Scoring & Relevance: BM25, Boosting, and Rescoring That Works
Default BM25 is a strong baseline. Here's how to tune it, combine it with business signals, and not destroy recall.
Elasticsearch switched from TF-IDF to BM25 in 5.0. BM25 is a better default because it diminishes the return on term frequency — a document that mentions a word 50 times isn't 50× more relevant than one that mentions it once.
The BM25 formula in one line
score = IDF · tf · (k1 + 1) / (tf + k1 · (1 − b + b · dl / avgdl))

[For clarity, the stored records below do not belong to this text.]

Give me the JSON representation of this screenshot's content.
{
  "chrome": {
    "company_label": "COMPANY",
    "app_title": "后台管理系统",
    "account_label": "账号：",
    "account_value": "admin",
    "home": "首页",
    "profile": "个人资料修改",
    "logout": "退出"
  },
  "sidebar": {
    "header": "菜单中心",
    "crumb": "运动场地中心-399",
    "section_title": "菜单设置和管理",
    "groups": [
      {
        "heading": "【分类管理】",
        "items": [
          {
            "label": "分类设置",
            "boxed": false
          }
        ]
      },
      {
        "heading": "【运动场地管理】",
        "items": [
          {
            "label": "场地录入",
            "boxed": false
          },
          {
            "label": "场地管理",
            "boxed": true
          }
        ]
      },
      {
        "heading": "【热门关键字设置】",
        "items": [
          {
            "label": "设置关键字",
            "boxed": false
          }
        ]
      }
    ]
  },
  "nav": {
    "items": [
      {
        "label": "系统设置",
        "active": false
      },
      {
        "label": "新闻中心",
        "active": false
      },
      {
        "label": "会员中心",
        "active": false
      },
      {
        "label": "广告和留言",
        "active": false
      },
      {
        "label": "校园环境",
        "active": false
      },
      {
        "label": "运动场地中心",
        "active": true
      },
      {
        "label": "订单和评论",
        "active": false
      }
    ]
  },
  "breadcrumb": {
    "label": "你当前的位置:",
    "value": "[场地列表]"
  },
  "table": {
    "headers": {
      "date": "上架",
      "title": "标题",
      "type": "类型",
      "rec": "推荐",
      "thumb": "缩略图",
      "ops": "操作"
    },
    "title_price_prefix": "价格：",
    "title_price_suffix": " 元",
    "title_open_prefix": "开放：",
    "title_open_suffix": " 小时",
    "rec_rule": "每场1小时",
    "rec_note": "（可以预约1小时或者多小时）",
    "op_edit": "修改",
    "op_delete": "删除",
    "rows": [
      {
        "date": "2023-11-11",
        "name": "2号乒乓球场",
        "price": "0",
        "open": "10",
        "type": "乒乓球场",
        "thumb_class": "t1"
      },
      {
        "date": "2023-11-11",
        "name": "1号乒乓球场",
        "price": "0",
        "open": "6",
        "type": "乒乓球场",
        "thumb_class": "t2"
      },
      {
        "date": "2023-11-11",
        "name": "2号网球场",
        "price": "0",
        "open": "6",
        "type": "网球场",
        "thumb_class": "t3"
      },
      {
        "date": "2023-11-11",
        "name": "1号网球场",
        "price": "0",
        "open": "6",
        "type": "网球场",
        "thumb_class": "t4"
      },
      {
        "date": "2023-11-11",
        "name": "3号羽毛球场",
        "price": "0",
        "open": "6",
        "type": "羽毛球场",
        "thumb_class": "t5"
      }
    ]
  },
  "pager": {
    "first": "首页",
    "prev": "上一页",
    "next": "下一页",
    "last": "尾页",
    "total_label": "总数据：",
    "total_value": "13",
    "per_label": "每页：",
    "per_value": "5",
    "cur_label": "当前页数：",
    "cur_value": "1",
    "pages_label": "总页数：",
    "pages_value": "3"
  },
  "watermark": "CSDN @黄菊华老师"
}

Two knobs you can actually tune:
k1(default 1.2): how quickly TF saturates. Higher → longer documents win more.b(default 0.75): length normalisation. Lower (e.g. 0.3) is better for short fields like titles.
Per-field similarity
"settings": {
"index": {
"similarity": {
"title_bm25": { "type": "BM25", "k1": 0.9, "b": 0.3 }
}
}
},
"mappings": {
"properties": {
"title": { "type": "text", "similarity": "title_bm25" }
}
}
Combining signals without breaking relevance
Business wants "boost recent," "boost popular," "boost our paying tenants." The worst way is to sum everything into a single function_score with hand-tuned multipliers — relevance collapses as the weights drift.
The right pattern is rescore: let BM25 find a candidate set, then re-rank the top N with expensive signals.
{
"query": { "match": { "body": "observability stack" } },
"rescore": {
"window_size": 100,
"query": {
"rescore_query": {
"function_score": {
"functions": [
{ "gauss": { "published_at": { "origin": "now", "scale": "30d" } } },
{ "field_value_factor": { "field": "clicks", "modifier": "log1p", "factor": 0.2 } }
],
"score_mode": "sum",
"boost_mode": "sum"
}
},
"query_weight": 0.7,
"rescore_query_weight": 0.3
}
}
}
Measuring, not guessing
Use the Ranking Evaluation API with a set of judged queries. Track NDCG@10 over deploys. Anything you ship without a scoreboard will drift.
When BM25 isn't enough
For semantic recall (synonyms, paraphrase, multilingual), add a dense vector field and use hybrid search: BM25 + kNN, combined with Reciprocal Rank Fusion. That's a separate article — but the point is: don't try to encode meaning with keyword boosts alone.